The University of Utah’s J. Willard Marriott Library will host the art exhibition Globalocation: Celebrating 20 Years of Artnauts, Jan. 20-March 3.

Artnauts, an art collective formed 20 years ago by George Rivera, professor of art and art history at the University of Colorado, Boulder, consists of 300 global artists who serve as goodwill ambassadors, acknowledging and supporting victims of oppression worldwide. Their creativity has generated over 230 exhibitions across five continents. Five faculty members from the U’s Department of Art and Art History are members of the collective, Sandy Brunvand, Beth Krensky, V. Kim Martinez, Brian Snapp and Xi Zhang.

Globalocation derives from “Globalocational Art” — a concept used by the Artnauts to refer to their exhibitions in international venues. It is the mission of the Artnauts to take art to places of contention, and this anniversary exhibition is a sample of places where they have been and themes they have addressed.

“The Artnauts could not exist without the commitment of the artists in the collective to a common vision of the transformative power of art,” said Rivera. “The Artnauts make their contribution with art that hopefully generates a dialogue with an international community on subjects that are sometimes difficult to raise.”

Krensky, associate department chair of the Art and Art History Department, had the opportunity to travel with Rivera in Chile as part of an Artnauts project, working with mothers who were searching for their children who had mysteriously disappeared during a time of political unrest.

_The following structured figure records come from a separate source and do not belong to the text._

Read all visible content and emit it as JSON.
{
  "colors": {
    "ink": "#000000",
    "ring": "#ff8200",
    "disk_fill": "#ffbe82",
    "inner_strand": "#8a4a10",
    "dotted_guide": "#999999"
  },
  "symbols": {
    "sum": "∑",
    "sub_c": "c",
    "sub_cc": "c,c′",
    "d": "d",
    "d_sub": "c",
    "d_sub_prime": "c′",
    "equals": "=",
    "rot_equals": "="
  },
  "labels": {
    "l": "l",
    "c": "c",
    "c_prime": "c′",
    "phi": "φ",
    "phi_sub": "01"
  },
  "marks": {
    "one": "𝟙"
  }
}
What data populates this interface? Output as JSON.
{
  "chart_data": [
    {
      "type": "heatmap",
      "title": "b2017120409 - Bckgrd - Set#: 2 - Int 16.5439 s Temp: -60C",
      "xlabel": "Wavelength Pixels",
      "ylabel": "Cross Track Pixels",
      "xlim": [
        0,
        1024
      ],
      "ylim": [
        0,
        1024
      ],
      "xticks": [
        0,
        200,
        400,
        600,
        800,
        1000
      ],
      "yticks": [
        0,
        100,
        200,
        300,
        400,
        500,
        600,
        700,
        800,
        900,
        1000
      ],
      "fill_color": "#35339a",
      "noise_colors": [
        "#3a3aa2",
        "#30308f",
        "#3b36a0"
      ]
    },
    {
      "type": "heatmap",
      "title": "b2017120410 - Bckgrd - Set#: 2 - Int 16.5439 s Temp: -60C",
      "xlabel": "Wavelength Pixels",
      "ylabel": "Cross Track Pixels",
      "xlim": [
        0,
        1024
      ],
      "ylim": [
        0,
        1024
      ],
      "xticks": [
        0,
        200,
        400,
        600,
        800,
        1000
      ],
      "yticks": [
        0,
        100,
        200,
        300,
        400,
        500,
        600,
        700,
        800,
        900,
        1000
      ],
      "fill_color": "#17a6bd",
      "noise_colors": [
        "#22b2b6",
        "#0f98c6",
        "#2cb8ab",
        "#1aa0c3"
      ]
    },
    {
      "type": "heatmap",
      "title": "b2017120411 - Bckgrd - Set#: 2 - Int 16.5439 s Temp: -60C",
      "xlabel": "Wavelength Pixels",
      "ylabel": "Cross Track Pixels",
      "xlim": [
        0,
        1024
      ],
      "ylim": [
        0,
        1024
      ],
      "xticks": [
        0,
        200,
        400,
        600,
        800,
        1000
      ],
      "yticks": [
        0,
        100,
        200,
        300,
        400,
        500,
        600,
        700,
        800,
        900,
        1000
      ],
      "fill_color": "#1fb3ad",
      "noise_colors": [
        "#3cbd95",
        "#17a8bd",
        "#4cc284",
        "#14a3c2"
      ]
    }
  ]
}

“When I travelled to Chile in 1998, George and I spent an afternoon with the Mothers of the Disappeared, and the meeting changed my life,” said Krensky. “It was from that moment on that I placed a picture of them on my desk to look at every day. I was so moved by what they each had lost — a son, a brother, a father — and yet what remained for them was a deep, deep well of love. They were fierce warriors and stood up to the government to demand the whereabouts and information of the people who had disappeared, but they lived within profound love.”

The 20th anniversary exhibition at the Marriott Library is a retrospective of the traveling works the Artnauts have toured around the globe. The exhibition will be located on level three of the library. The opening reception is open to the public and will be held on Friday, Jan 20, 4-6 p.m. Rivera will speak at 4 p.m.